Whenever we do design, it’s to meet one or more objectives. Perhaps the objective is to be aesthetically pleasing. Perhaps it’s to increase conversion on a landing page. Perhaps it’s to minimize the errors made by the operator of a satellite control system.

And when we do design, it’s usually in the context of one or more constraints. Perhaps the design has to be completed within a week. Perhaps it has to be completed within a particular budget. Perhaps it has to be delivered on a particular platform or device, or implementable with a certain technology.

Considered in this way, it’s better to characterize design by the extent to which it meets its objectives within its constraints — i.e. by how effective it is.

So the better question is whether effective design can come out of an unsolicited activity?

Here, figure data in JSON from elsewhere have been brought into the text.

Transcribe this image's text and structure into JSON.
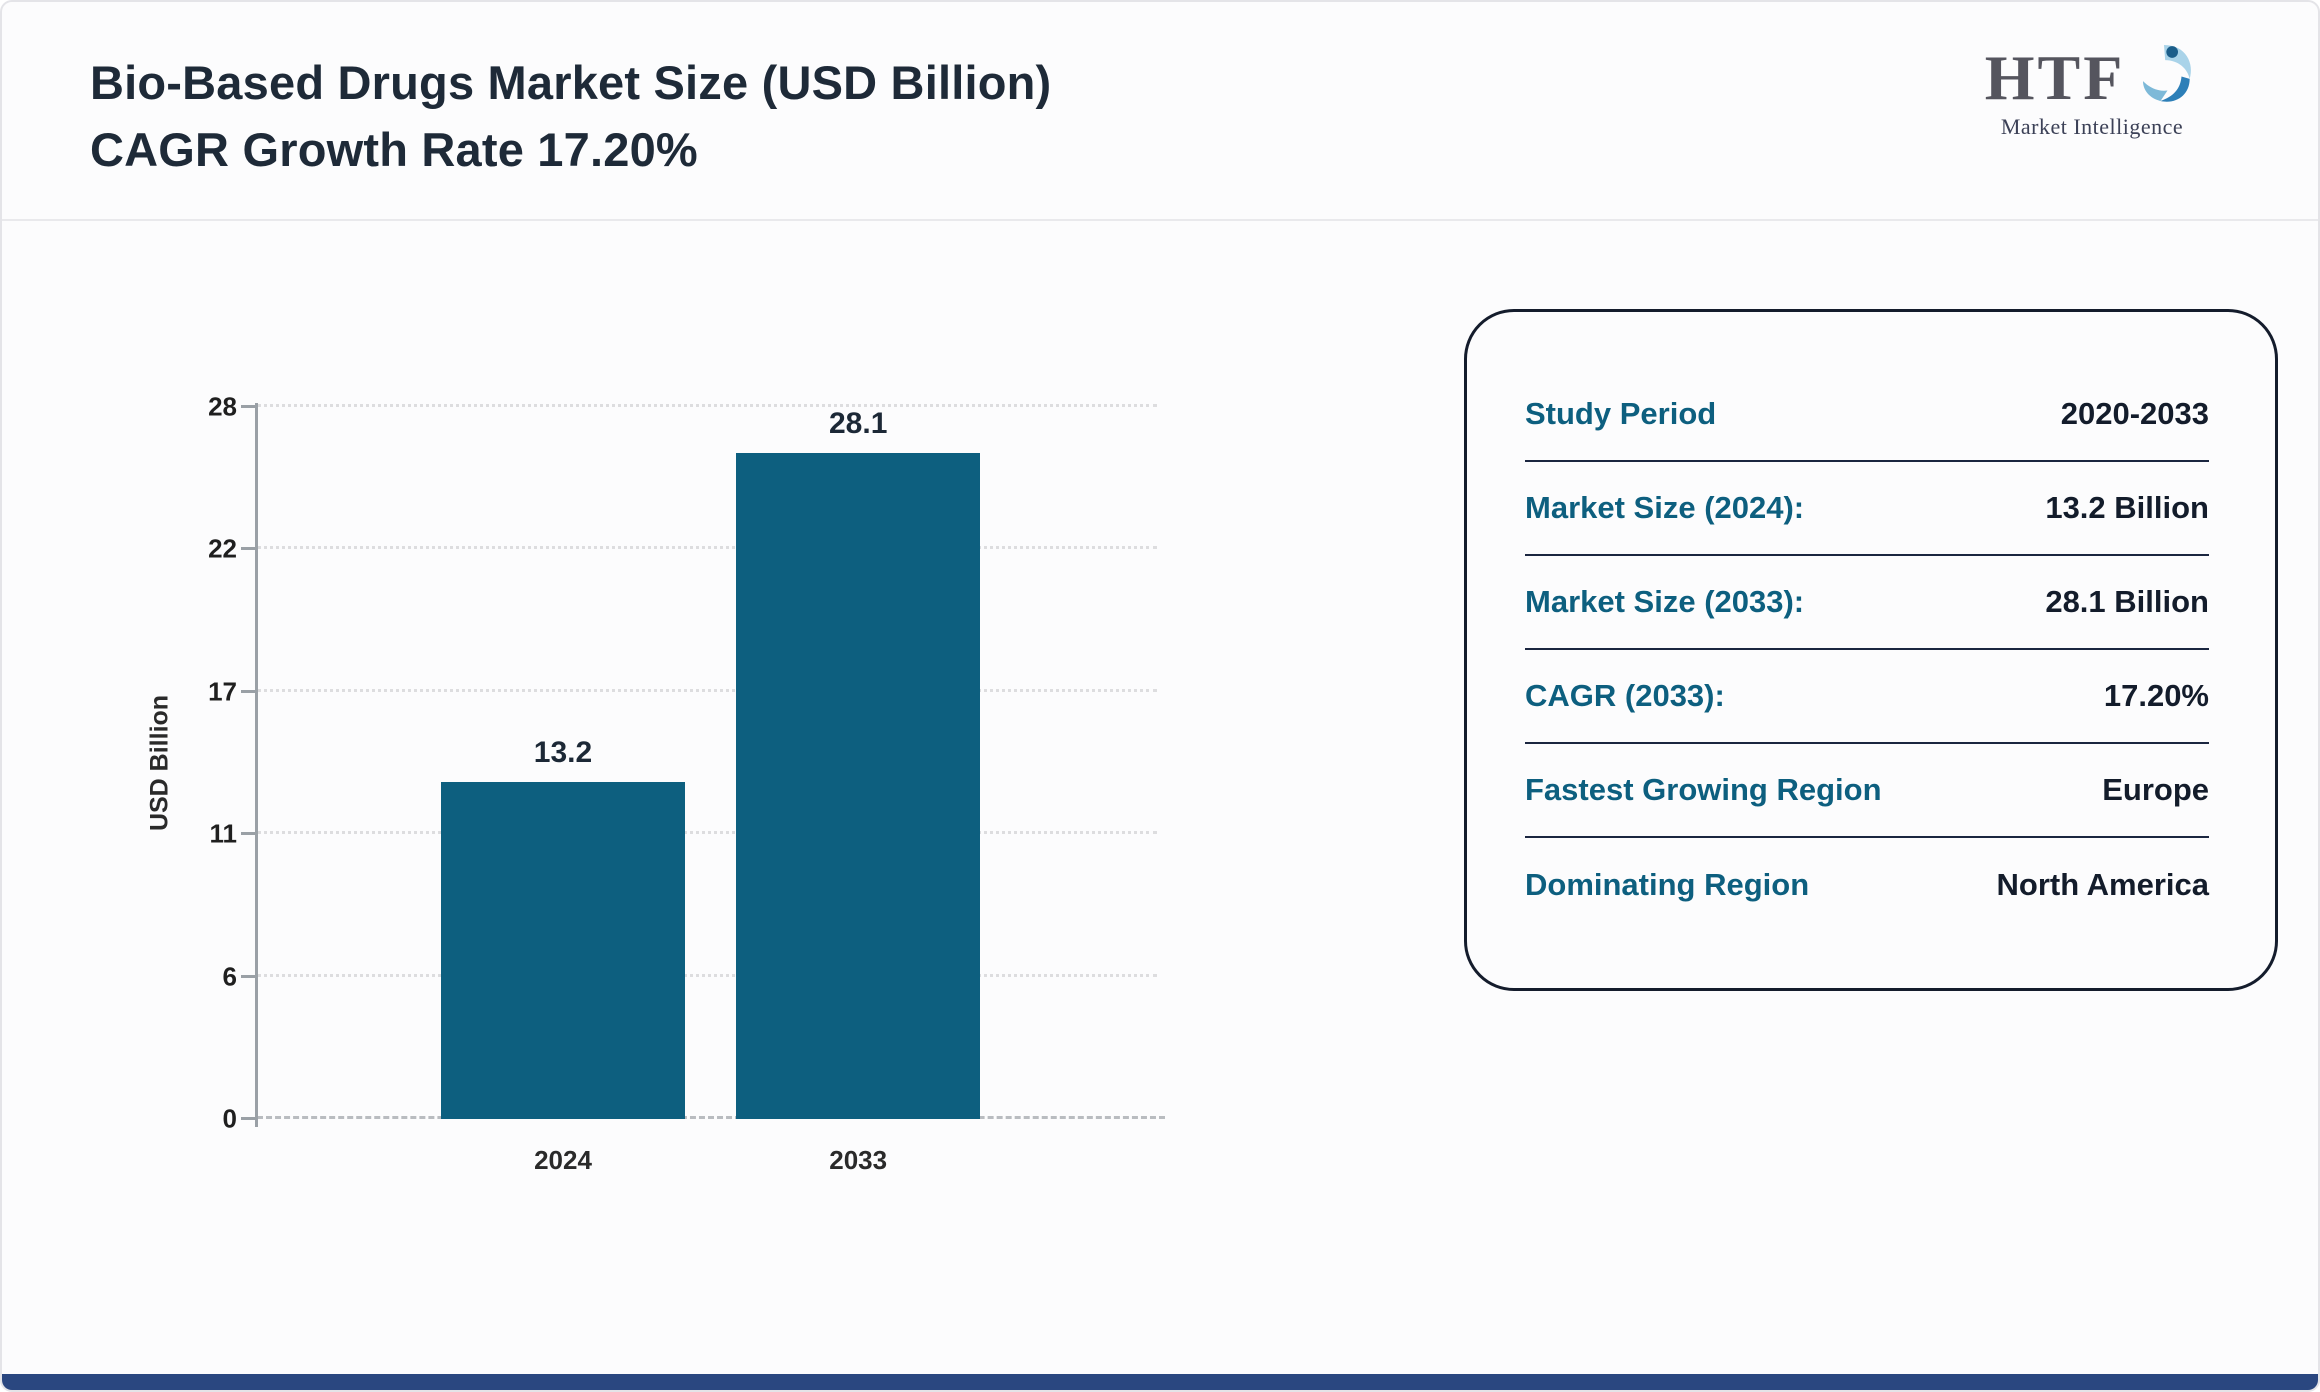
{
  "header": {
    "title_line1": "Bio-Based Drugs Market Size (USD Billion)",
    "title_line2": "CAGR Growth Rate 17.20%"
  },
  "logo": {
    "name": "HTF",
    "tagline": "Market Intelligence"
  },
  "chart_data": {
    "type": "bar",
    "title": "Bio-Based Drugs Market Size (USD Billion) CAGR Growth Rate 17.20%",
    "categories": [
      "2024",
      "2033"
    ],
    "values": [
      13.2,
      28.1
    ],
    "data_labels": [
      "13.2",
      "28.1"
    ],
    "xlabel": "",
    "ylabel": "USD Billion",
    "yticks": [
      0,
      6,
      11,
      17,
      22,
      28
    ],
    "ylim": [
      0,
      28
    ],
    "grid": true,
    "legend": false,
    "bar_color": "#0d5f7f"
  },
  "info_card": {
    "rows": [
      {
        "label": "Study Period",
        "value": "2020-2033"
      },
      {
        "label": "Market Size (2024):",
        "value": "13.2 Billion"
      },
      {
        "label": "Market Size (2033):",
        "value": "28.1 Billion"
      },
      {
        "label": "CAGR (2033):",
        "value": "17.20%"
      },
      {
        "label": "Fastest Growing Region",
        "value": "Europe"
      },
      {
        "label": "Dominating Region",
        "value": "North America"
      }
    ]
  },
  "colors": {
    "bar": "#0d5f7f",
    "card_label": "#0d5f7f",
    "title_text": "#1e2a38",
    "value_text": "#131c2b",
    "bottom_strip": "#2a4780"
  }
}
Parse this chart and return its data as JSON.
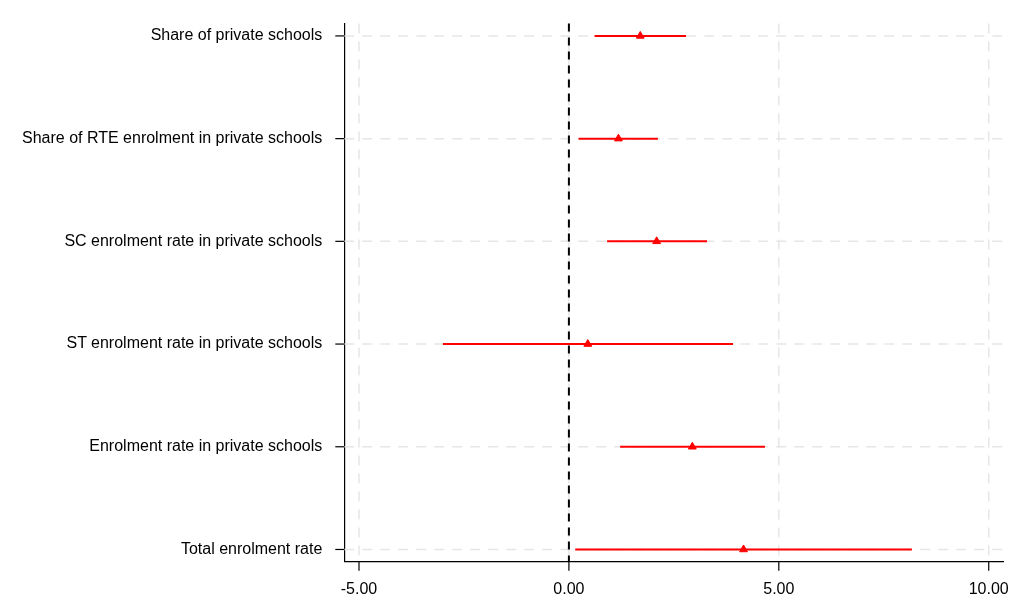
{
  "chart_data": {
    "type": "scatter",
    "categories": [
      "Share of private schools",
      "Share of RTE enrolment in private schools",
      "SC enrolment rate in private schools",
      "ST enrolment rate in private schools",
      "Enrolment rate in private schools",
      "Total enrolment rate"
    ],
    "series": [
      {
        "color": "#ff0000",
        "values": [
          1.7,
          1.18,
          2.09,
          0.45,
          2.94,
          4.16
        ],
        "errors": [
          [
            0.61,
            2.79
          ],
          [
            0.23,
            2.12
          ],
          [
            0.91,
            3.29
          ],
          [
            -3.0,
            3.91
          ],
          [
            1.22,
            4.67
          ],
          [
            0.15,
            8.17
          ]
        ]
      }
    ],
    "orientation": "horizontal",
    "xlim": [
      -5.35,
      10.34
    ],
    "xticks": [
      {
        "value": -5,
        "label": "-5.00"
      },
      {
        "value": 0,
        "label": "0.00"
      },
      {
        "value": 5,
        "label": "5.00"
      },
      {
        "value": 10,
        "label": "10.00"
      }
    ],
    "ref_lines": [
      {
        "axis": "x",
        "value": 0,
        "color": "#000000",
        "line_style": "dashed"
      }
    ],
    "grid": true,
    "legend": false,
    "marker": "triangle"
  }
}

Each objective and each constraint can be thought of a dimension which constrains the space in which effective design solutions exist. Consider three planes in space. Their intersection can at best be a single point; almost always, they won’t intersect, and instead will bound some space in-between. That’s the reason perfect solution almost never exists, and why design is actually an engineering activity involving trade-offs.

It’s the job of the designer to identify the space in which an effective solution can exist, and then to create a solution within it. It’s his job to solve the puzzle. The more objectives and constraints involved, the smaller that space will become; the more complex the puzzle is to solve.

So let’s return to the question of whether an effective design can come out of an unsolicited activity? The answer is that it depends on the complexity of the puzzle to be solved. Without the knowledge of the objectives and constraints that the inside designer learns through a professional engagement, the less likely the outside designer is to even know what the puzzle is, much less be in a position to solve it. The outside designer is left only in a position to infer what the puzzle may be, and only for those aspects of the product to which they’re exposed.

Could unsolicited design result in an effective concert announcement poster? Probably. Could unsolicited design result in an effective satellite control system user interface. Far more unlikely.